Funny how threatening to take money out of people’s bank accounts decreases confidence in banks and the economy generally: http://www.guardian.co.uk/business/2013/mar/18/cyprus-bailout-markets
I’m an austerity believer, but having a run on people’s savings held in banks should be completely illegal and is just plainly idiotic – guaranteed to do more harm to an economy than good. If I’m a Cypriot right now, I’m withdrawing all my money and buying gold. (For one analysis of bank runs: http://www.ft.com/intl/cms/s/0/b501c302-8cea-11e2-aed2-00144feabdc0.html#axzz2NtdZ8cId)
Apparently Britain is on the cusp of passing legislation to put limits on press freedom: http://www.nytimes.com/2012/11/30/opinion/a-free-press-isnt-the-problem.html?_r=0
I won’t pretend to be neutral on this subject, nor am I an expert on the particular restrictions proposed. I do think, though, the NYT editorial rightly points out that a legal system already exists which can be used to limit illegal behavior by anyone, including the media. It’s hard to see how having additional regulation aimed at media outlets benefits the public, freedom in the vanguard of the push for legislation: http://www.winnipegfreepress.com/business/jk-rowling-hugh-grant-urge-british-government-to-take-tough-stand-against-press-intrusion-198670011.html
I can appreciate their outrage at being victims of an unscrupulous press, but it’s not like there weren’t any repercussions. One newspaper has gone under because of the scandal, and there have been lawsuits. In short, wrongdoing was met with serious consequences.
It takes courage to admit when you’re wrong: http://www2.macleans.ca/2013/03/18/a-founder-of-the-anti-gm-food-movement-explains-how-he-got-it-wrong-all-wrong/
I’m not opposed to GM foods being labeled because I’m all for customer choice. At the same time, despite occasionally brutish behavior by some companies who profit from GM foods, I think we have to acknowledge GM foods have been resoundingly successful at meeting the needs of a giant and growing population globally. More importantly, I just dislike knee-jerk negativism towards the advances of science, and the seemingly arbitrary division between what is ‘natural’ and ‘artificial’: Humans don’t create atoms, and our manipulation of materials is no more unnatural than the manipulation of materials that takes place in chemical reactions throughout the natural world.

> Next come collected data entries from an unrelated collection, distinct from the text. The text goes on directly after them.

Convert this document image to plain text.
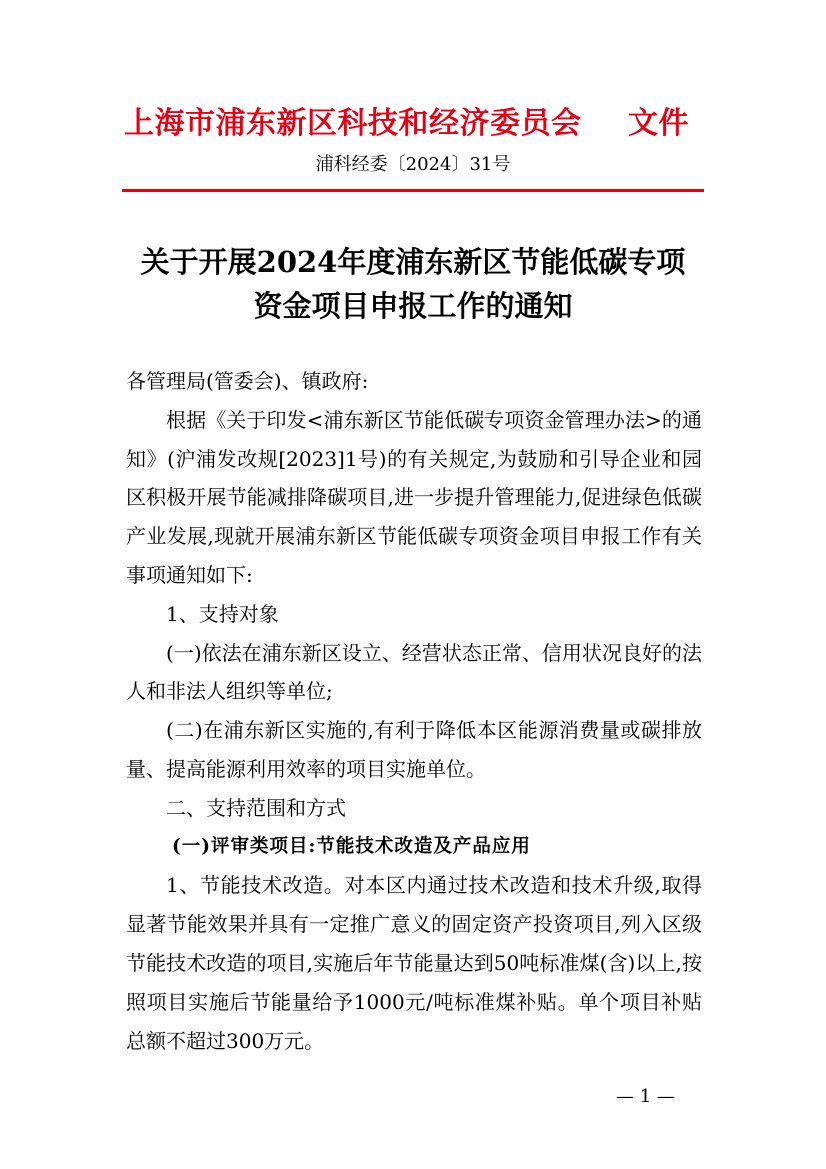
上海市浦东新区科技和经济委员会 文件
浦科经委〔2024〕31号
关于开展2024年度浦东新区节能低碳专项
资金项目申报工作的通知

各管理局(管委会)、镇政府:

根据《关于印发<浦东新区节能低碳专项资金管理办法>的通知》(沪浦发改规[2023]1号)的有关规定,为鼓励和引导企业和园区积极开展节能减排降碳项目,进一步提升管理能力,促进绿色低碳产业发展,现就开展浦东新区节能低碳专项资金项目申报工作有关事项通知如下:

1、支持对象

(一)依法在浦东新区设立、经营状态正常、信用状况良好的法人和非法人组织等单位;

(二)在浦东新区实施的,有利于降低本区能源消费量或碳排放量、提高能源利用效率的项目实施单位。

二、支持范围和方式

(一)评审类项目:节能技术改造及产品应用

1、节能技术改造。对本区内通过技术改造和技术升级,取得显著节能效果并具有一定推广意义的固定资产投资项目,列入区级节能技术改造的项目,实施后年节能量达到50吨标准煤(含)以上,按照项目实施后节能量给予1000元/吨标准煤补贴。单个项目补贴总额不超过300万元。

— 1 —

When something we make is bad, let’s call it that and substantiate why, but let’s not declare something bad because it’s a human invention. There is no ‘nature’ to meddle with, there’s just reality, all of which is natural.
There are reasons to be wary of technology, but baseless fear is the wrong approach. We will need technology, and better technology, to negotiate the future. We need to harness creativity and materials to improve lives. Let’s light the darkness, not huddle by our campfires.